故谷沢永一氏と渡部昇一氏の本を、このブログでも何度か紹介してきました。
この本は、仲の良い本好きの二人が、対談して、「人生後半に読むべき本」という題材で、その
博学多識を競い合う内容になっています。
勉強になった箇所が15ほどありました。「本の一部」ですが、紹介したいと思います。
・昔、読んだ本がつまらないのは、「自分の感動する心が薄れたせい」と思う人がいるが、「若いころは、こんなものに感激したのか、
若かったな、
幼かったな、自分はこんなに成長したんだ」と肯定的に捉えたほうがいい
・人間の世の中は、この
世のしがらみで、妻子を養うために、家業を守るために、自分の人生を捧げなければならないことが大部分。第二の人生とは、そこから解放されること
・
職場の同僚というものは、本当のところ、友情もへったくれもない。大抵の人は、職場の同僚と一緒に飲みに行くとか、親密なつきあいをしているのが人間同士の精神的な交流と錯覚している。しかし、これは、機能上での接着あるいは密着でしかない
・本多静六が参考になるのは、人知を越えたものが働いて、駄目になったら、それは諦めるという覚悟を持って、敢然として切り替えていくところ
・歳を取ってくると、「そうか」「そうだったなあ」と思える体験が、読書の味わいとしていい。だから、教訓集は年寄りにもいい。やはり、歳を重ねてこそ、そういう本を読んで、若い人に、折に触れて、
教訓を垂れることが大切
・哲学というものは、物書きを目指す人以外には、一般教養として、全部要らない。哲学は、要するに、人に
固定観念を植え付けるものであり、人を楽しませ、喜ばせるためのものではない
・幸田露伴は、運とは「こうすれば必ずいいことがある」という因果律ではなく、「
運は運なり、巡るなり」と、東洋思想の最高のことを言っている
・努力して書いたものが読まれず、軽く書いている感じのものが読まれる。意識しないで軽く書いたときは、意外に内なる充実がある。逆に、力を入れて書くのは、
力がなくなってきたので力を入れるからか、実は自己満足が大きいから
・菊池寛が偉いのは、純文学を三十何歳でスパッと辞めてからは、日本一の原稿料を取る作家になったこと。
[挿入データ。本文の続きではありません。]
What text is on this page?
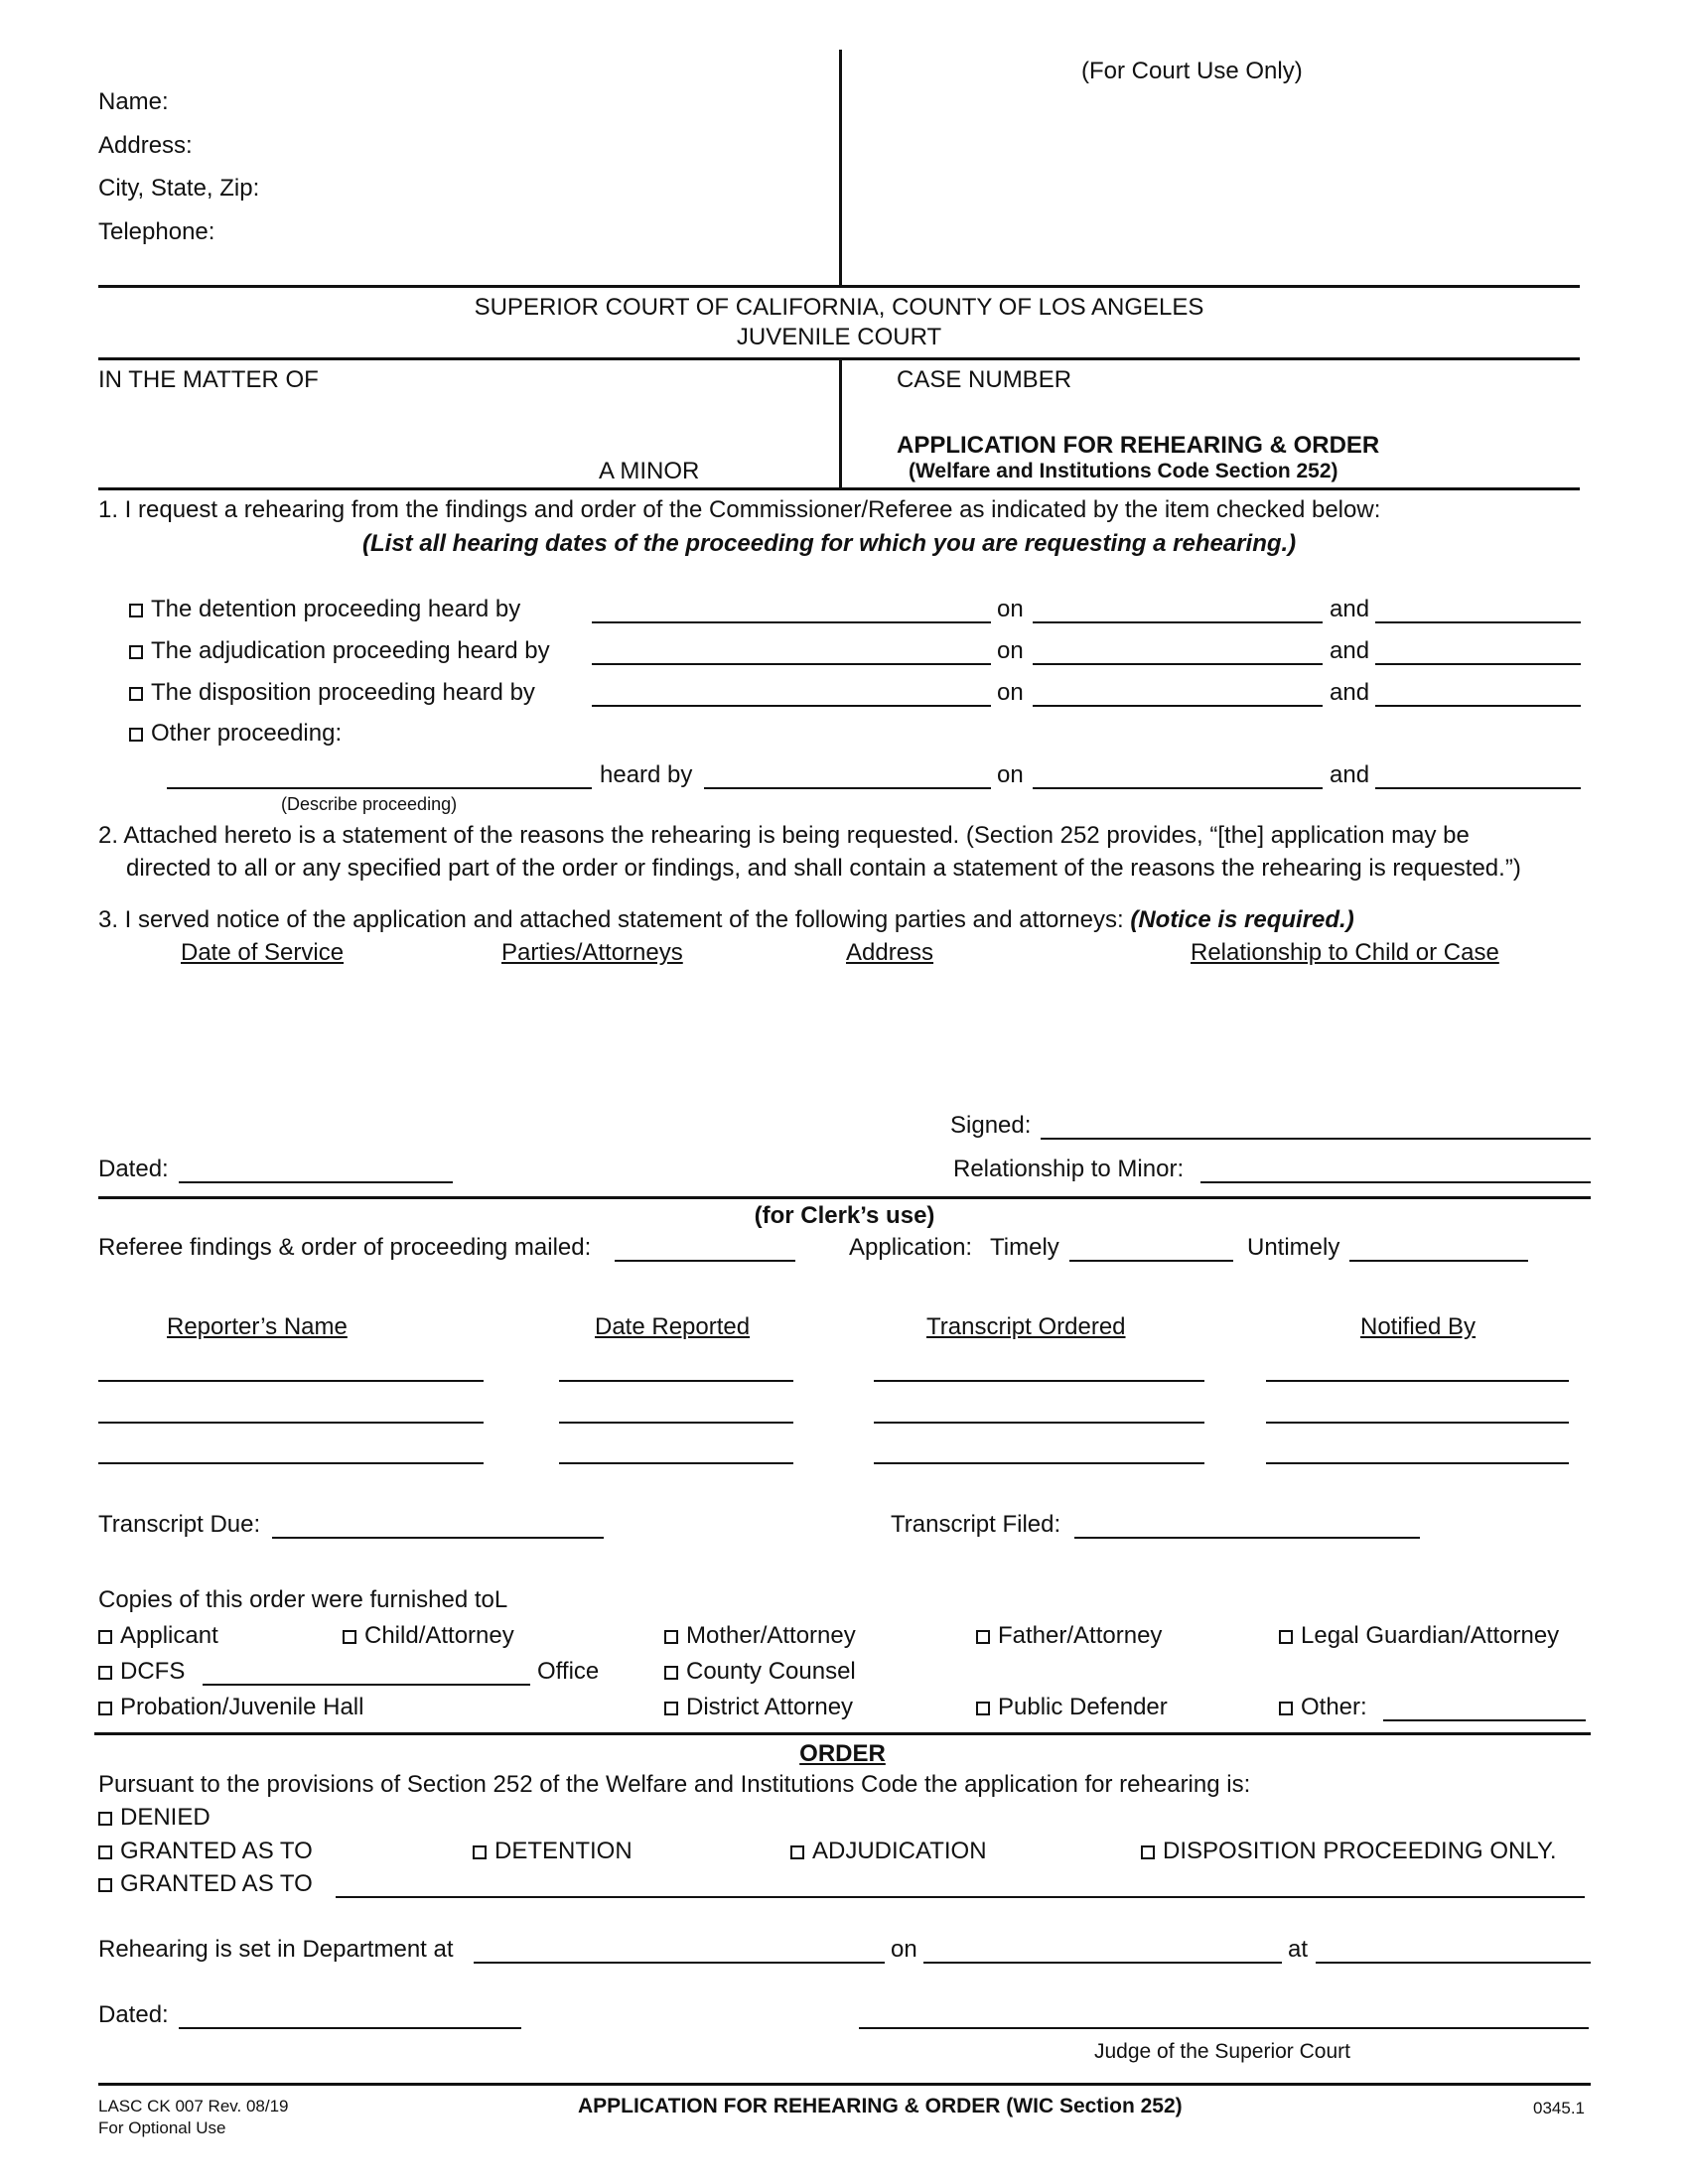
(For Court Use Only)
Name:
Address:
City, State, Zip:
Telephone:
SUPERIOR COURT OF CALIFORNIA, COUNTY OF LOS ANGELES
JUVENILE COURT
IN THE MATTER OF
A MINOR
CASE NUMBER
APPLICATION FOR REHEARING & ORDER
(Welfare and Institutions Code Section 252)
1. I request a rehearing from the findings and order of the Commissioner/Referee as indicated by the item checked below:
(List all hearing dates of the proceeding for which you are requesting a rehearing.)
The detention proceeding heard by	on	and
The adjudication proceeding heard by	on	and
The disposition proceeding heard by	on	and
Other proceeding:
heard by	on	and
(Describe proceeding)
2. Attached hereto is a statement of the reasons the rehearing is being requested. (Section 252 provides, “[the] application may be
directed to all or any specified part of the order or findings, and shall contain a statement of the reasons the rehearing is requested.”)
3. I served notice of the application and attached statement of the following parties and attorneys: (Notice is required.)
Date of Service	Parties/Attorneys	Address	Relationship to Child or Case
Signed:
Dated:	Relationship to Minor:
(for Clerk’s use)
Referee findings & order of proceeding mailed:	Application: Timely	Untimely
Reporter’s Name	Date Reported	Transcript Ordered	Notified By
Transcript Due:	Transcript Filed:
Copies of this order were furnished toL
Applicant	Child/Attorney	Mother/Attorney	Father/Attorney	Legal Guardian/Attorney
DCFS	Office	County Counsel
Probation/Juvenile Hall	District Attorney	Public Defender	Other:
ORDER
Pursuant to the provisions of Section 252 of the Welfare and Institutions Code the application for rehearing is:
DENIED
GRANTED AS TO	DETENTION	ADJUDICATION	DISPOSITION PROCEEDING ONLY.
GRANTED AS TO
Rehearing is set in Department at	on	at
Dated:
Judge of the Superior Court
LASC CK 007 Rev. 08/19
For Optional Use
APPLICATION FOR REHEARING & ORDER (WIC Section 252)	0345.1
大衆の気持ちをつかまえるほうに成長した菊池寛と成長しそこねた芥川龍之介の末路は、文芸春秋を創った社長と自殺した青年作家の差になってしまった
・「
我を通す」ことが後半生におけるプリンシプルになる。とにかく、自分の内なる心の声に正直でなければならない
・鎌倉幕府が亡びた原因は、元寇の役の
論功行賞ができなかったこと。これは、日本人が知らなければならないこと。日露戦争にしても、論功行賞が滅茶苦茶だったことが、後の日本に悪い影響を及ぼした
・日本は、スパイ天国になって、やられっぱなし。日本人に、スパイというのは、一種の汚い感覚があるのは、徳川幕府は
スパイ政治だったから。それに対する猛烈な嫌悪感、反発が明治以後に生まれた日本人にある
・日本人は、
内政と外交が相反するものであることがわからない。つまり、政府が国民に嘘をつくのはよくないが、外国に向かっては、どんな嘘をついても、どんなに威張っても、とことん自己宣伝しても、有効な手段になる
・日本が世界に誇れるものは、金持ちの
商人文化。ところが、小説などでは、商人が必ず悪者になる。徳川幕府が、力を失った理由は、武士と商人の接触が薄れたこと。家康の頃は、商人と茶室でお茶を飲んでいたから、大商人の知恵がストレートにトップに伝わった
・松下幸之助を日本人は誰も哲学者とは思っていないけれども、「タイム」誌は、「フィロソファー」と表現した。松下幸之助は、釈迦と同じように、
ピース・アンド・ハピネスを説いている
・松下幸之助は「ますます繁栄して、豊かになれよかし」と提唱した。世界のあらゆる思想は、「我慢しろ。
いずれよくなる。
先は明るい」という、将来へ責任を押しつける論理であると同時に、貧困の哲学でもある。大思想家は、貧しさに耐えるという発想になりがち
・豊臣秀吉は、水飲み百姓の子と言われているが、実際、ガキ大将になるぐらいの家に生まれている。子供のときに、
威張ったことがない人間が、大人になって威張れるわけはない。どんなに小さなサークルでもいいから、威張った経験がないと、上には立てない
欲望に根ざした行動をとり続ける人間を観察することと、その
行動の軌跡である歴史を検証することは、人間にとっての普遍的命題です。
しかし、この命題の理解は、歳を取らないと、なかなかできないものです。お二人の対談は、人間の心理と歴史を十分に考えさせてくれる内容です。ある程度、歳を取った方には、是非目を通してほしい書です。